39. Understand Food Sourcing Complexity

Recognize the complex reality of food production, including the reliance of organic plant foods on animal byproducts like manure, to avoid overly simplistic views on ‘good’ versus ‘bad’ foods.

40. Practice Curiosity Before Judgment

Approach discussions about food and other complex topics with curiosity rather than immediate judgment, recognizing the nuances and avoiding uninformed strong positions.

41. Prioritize Family Time

Dedicate important, quality time to your partner and children, recognizing it as the most deeply gratifying human experience, despite not being externally rewarded.

42. Practice Deep Listening

Cultivate the habit of deep, attentive listening in your interactions, as it fosters profound understanding and connection with others, even in a distracted world.

43. Embrace Vulnerability as Strength

For men, redefine masculinity by embracing vulnerability, openness, humility, and non-defensiveness as sources of strength and emotional well-being, moving away from traditional stoicism.

44. Re-evaluate Gender Roles & Expectations

Reflect on how traditional upbringing and parental examples may have shaped your expectations of gender roles, and actively work to adapt to new ways of living and contributing in society.

45. Acknowledge Modern Life’s Gender Struggles

Recognize that both men and women face unique and evolving struggles with mental health and purpose in rapidly changing modern society.

46. Appreciate Motherhood’s Profundity

Cultivate a profound appreciation for motherhood, recognizing the incredible resilience and unique contributions of women, and advocate for better support for mothers.

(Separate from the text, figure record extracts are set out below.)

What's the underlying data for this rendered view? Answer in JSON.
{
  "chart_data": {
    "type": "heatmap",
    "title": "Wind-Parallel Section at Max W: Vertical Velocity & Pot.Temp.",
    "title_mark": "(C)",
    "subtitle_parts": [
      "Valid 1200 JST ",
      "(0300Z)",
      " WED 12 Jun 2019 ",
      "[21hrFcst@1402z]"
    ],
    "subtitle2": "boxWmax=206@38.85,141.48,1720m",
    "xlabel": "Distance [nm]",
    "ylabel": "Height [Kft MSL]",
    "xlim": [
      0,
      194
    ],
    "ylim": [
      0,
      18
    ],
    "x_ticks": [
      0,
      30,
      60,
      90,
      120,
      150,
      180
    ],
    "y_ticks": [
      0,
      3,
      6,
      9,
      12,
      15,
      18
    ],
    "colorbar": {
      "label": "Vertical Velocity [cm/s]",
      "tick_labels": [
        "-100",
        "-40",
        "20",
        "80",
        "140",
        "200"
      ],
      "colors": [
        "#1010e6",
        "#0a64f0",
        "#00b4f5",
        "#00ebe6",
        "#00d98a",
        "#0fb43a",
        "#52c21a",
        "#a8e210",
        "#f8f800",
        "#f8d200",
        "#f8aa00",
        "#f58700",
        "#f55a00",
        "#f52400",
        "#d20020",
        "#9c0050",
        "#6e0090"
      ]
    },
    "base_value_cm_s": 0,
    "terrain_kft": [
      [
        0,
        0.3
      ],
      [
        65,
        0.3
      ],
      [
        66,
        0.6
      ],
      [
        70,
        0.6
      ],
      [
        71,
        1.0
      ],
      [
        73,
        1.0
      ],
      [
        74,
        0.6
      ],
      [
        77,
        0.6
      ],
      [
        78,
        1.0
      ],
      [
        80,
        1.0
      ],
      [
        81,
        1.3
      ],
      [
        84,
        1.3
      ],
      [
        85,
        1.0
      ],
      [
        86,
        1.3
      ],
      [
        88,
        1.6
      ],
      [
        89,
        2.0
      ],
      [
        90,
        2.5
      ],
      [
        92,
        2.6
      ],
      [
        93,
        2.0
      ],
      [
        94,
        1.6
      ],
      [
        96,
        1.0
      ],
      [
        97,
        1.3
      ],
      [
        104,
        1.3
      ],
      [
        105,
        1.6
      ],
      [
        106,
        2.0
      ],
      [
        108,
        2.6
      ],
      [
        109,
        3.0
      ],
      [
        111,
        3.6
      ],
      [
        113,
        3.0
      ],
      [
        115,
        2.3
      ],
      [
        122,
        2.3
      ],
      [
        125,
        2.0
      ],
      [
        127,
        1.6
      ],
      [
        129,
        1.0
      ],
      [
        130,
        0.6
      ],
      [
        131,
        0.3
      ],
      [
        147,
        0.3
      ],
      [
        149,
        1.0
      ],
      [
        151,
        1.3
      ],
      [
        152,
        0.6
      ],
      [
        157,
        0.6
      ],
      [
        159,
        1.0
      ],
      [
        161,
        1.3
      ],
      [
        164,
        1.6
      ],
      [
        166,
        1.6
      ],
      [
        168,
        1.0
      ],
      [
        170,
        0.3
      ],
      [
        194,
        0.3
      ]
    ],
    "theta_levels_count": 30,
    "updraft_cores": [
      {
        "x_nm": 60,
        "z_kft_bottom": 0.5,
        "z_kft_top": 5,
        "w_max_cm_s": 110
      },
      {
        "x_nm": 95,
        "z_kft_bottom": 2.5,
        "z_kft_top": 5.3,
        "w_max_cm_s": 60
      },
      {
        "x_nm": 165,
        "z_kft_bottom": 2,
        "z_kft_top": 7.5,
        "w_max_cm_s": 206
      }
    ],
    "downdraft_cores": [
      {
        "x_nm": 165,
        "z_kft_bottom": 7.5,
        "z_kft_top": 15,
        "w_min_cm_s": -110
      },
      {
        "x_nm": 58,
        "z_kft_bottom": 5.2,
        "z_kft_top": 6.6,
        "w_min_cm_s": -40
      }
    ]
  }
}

47. Initiate Deeper Social Connection

For men, actively initiate and engage in deeper conversations, such as asking about family and children, to foster stronger social connections and combat isolation.

48. Acknowledge Women’s Strengths

For men, consciously acknowledge and commit to the idea that women excel in many areas, challenging traditional notions of male dominance and fostering a more balanced perspective.

49. Define Modern Masculinity

Engage in self-reflection to define what ‘good masculinity’ means in today’s evolving world, considering how to show respect and navigate relationships, especially if from a traditional cultural background.

50. Assess Diet’s Mood Impact

Reflect on how your current dietary choices personally affect your mood, energy levels, and emotional stability, as restrictive diets might not always be beneficial for mental well-being.